Miura e Kihara esperam inspirar o crescimento da patinação artística em pares no Japão.

Miura e Kihara esperam inspirar o crescimento da patinação artística em pares no Japão.

MILÃO – Depois de marcarem com estilo a história da patinação artística japonesa, os medalhistas de ouro na categoria de pares, Riku Miura e Ryuichi Kihara, esperam que seu sucesso nos Jogos Olímpicos de Inverno possa impulsionar a modalidade e tirá-la da sombra da patinação individual, na qual o Japão tradicionalmente tem mais sucesso.

Ao marcar um recorde mundial de 158,13 pontos no programa livre de segunda-feira na Arena de Patinação Artística de Milão, a dupla subiu da quinta posição no programa curto, superando uma desvantagem de 6,90 pontos, e conquistando assim a primeira medalha de ouro do Japão em uma competição de pares, independentemente da nacionalidade.

Em uma demonstração magistral, a dupla garantiu que não houvesse repetição de um erro do programa curto, marcando muitos pontos logo de início com uma manobra que não haviam conseguido executar no dia anterior.

“Ainda não preguei o olho e sinto que o evento ainda não acabou”, disse Kihara, que vem melhorando constantemente ao lado de Miura desde que formaram uma dupla em 2019. “É fácil falar, mas aprendi como é importante não desistir.”

“Fiquei arrasada depois do programa curto, e também com a diferença de pontos. Estava realmente destruída. Mas o nosso treinador (Bruno Marcotte) disse que houve um caso semelhante com Aljona Savchenko e Bruno Massot (da Alemanha) em Pyeongchang em 2018, que se recuperaram no tempo livre.
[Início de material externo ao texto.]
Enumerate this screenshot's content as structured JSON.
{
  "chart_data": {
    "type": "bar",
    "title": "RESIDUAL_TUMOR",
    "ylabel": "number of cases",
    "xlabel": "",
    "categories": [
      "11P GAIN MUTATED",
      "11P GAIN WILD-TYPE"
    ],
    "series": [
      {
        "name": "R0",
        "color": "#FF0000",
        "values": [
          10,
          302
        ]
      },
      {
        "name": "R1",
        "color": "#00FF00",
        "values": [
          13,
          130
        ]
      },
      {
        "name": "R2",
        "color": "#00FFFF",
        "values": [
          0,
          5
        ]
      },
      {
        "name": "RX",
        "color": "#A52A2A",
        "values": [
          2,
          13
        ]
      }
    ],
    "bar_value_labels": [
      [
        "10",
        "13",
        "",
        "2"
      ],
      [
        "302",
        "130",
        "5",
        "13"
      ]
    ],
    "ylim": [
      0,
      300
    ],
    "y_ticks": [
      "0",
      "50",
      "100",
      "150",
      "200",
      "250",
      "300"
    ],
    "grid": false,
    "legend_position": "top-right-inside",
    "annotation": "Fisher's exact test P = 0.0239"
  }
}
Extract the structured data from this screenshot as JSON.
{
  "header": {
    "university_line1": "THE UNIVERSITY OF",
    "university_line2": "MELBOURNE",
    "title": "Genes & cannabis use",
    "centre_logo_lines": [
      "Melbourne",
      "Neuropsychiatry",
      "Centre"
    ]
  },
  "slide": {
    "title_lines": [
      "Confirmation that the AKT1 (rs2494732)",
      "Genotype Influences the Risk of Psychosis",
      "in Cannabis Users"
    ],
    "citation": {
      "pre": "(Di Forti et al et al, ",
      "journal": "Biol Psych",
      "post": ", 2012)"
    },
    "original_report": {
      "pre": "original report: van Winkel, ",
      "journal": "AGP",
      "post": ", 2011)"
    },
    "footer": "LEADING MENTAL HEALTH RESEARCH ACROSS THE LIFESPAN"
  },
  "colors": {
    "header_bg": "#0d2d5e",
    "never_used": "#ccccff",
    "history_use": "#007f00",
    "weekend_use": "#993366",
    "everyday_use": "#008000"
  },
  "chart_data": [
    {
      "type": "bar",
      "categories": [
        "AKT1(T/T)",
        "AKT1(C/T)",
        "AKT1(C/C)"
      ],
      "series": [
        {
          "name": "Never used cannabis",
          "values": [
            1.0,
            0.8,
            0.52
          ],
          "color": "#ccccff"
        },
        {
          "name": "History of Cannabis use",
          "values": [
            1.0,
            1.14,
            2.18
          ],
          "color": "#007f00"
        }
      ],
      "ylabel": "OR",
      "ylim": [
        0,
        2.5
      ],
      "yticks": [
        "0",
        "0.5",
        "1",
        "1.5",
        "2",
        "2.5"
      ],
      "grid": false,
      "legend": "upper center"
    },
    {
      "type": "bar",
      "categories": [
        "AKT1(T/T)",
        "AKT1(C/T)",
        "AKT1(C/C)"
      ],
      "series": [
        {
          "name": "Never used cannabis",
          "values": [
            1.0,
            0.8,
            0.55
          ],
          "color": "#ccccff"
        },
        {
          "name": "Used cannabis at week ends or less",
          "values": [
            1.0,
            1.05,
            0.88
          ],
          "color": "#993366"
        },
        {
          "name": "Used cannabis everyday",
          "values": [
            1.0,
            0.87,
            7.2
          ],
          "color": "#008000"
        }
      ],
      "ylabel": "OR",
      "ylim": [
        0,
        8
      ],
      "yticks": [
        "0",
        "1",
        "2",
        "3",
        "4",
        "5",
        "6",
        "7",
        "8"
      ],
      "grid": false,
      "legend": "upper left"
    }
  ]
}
Ele disse-nos para não desistirmos e isso deu-me muita coragem.”

Kihara, em lágrimas, agradeceu a Miura por tê-lo tranquilizado naquela manhã, após o programa curto, de que a competição "ainda não havia terminado".

"O fato de ele chorar alto é algo que acontece todo ano e não é nada incomum", disse ela. "Fiquei feliz em ver aquelas lágrimas se transformarem em lágrimas de alegria."

O Japão terminou em último lugar entre 16 países em sua estreia olímpica como dupla, sediando os Jogos de Sapporo em 1972, e levou outros 20 anos para o país se classificar novamente para o evento.

A introdução da competição por equipes nos Jogos de Sochi 2014 deu maior ênfase às duplas para o Japão. Kihara e sua ex-parceira terminaram em 18º lugar em Sochi e em 21º quatro anos depois, em Pyeongchang, antes de ele e Miura alcançarem o sétimo lugar em 2022, em Pequim.

“Até agora, tem sido difícil fazer com que as pessoas assistam às partidas de duplas, mas acho que haverá mais oportunidades para que as pessoas as descubram depois das Olimpíadas”, disse o jogador de 33 anos. “Em vez de as duplas desaparecerem depois da nossa geração, quero que muitas pessoas as experimentem depois de nos verem jogar e façam do Japão uma grande nação nas duplas.”

Miura compartilha do mesmo sonho e acredita que a recente conquista dos campeões mundiais de 2023 e 2025 pode inspirar as gerações mais jovens.

“Acho que foi maravilhoso ter tido a oportunidade de mostrar nossa patinação em um palco como as Olimpíadas”, disse a atleta de 24 anos. “Seria ótimo se o ouro que conquistamos contribuísse para o futuro da patinação artística em duplas no Japão.”

"Temos muitos jovens patinadores excepcionais e queremos continuar a desenvolvê-los também, para ajudar ainda mais talentos a surgirem."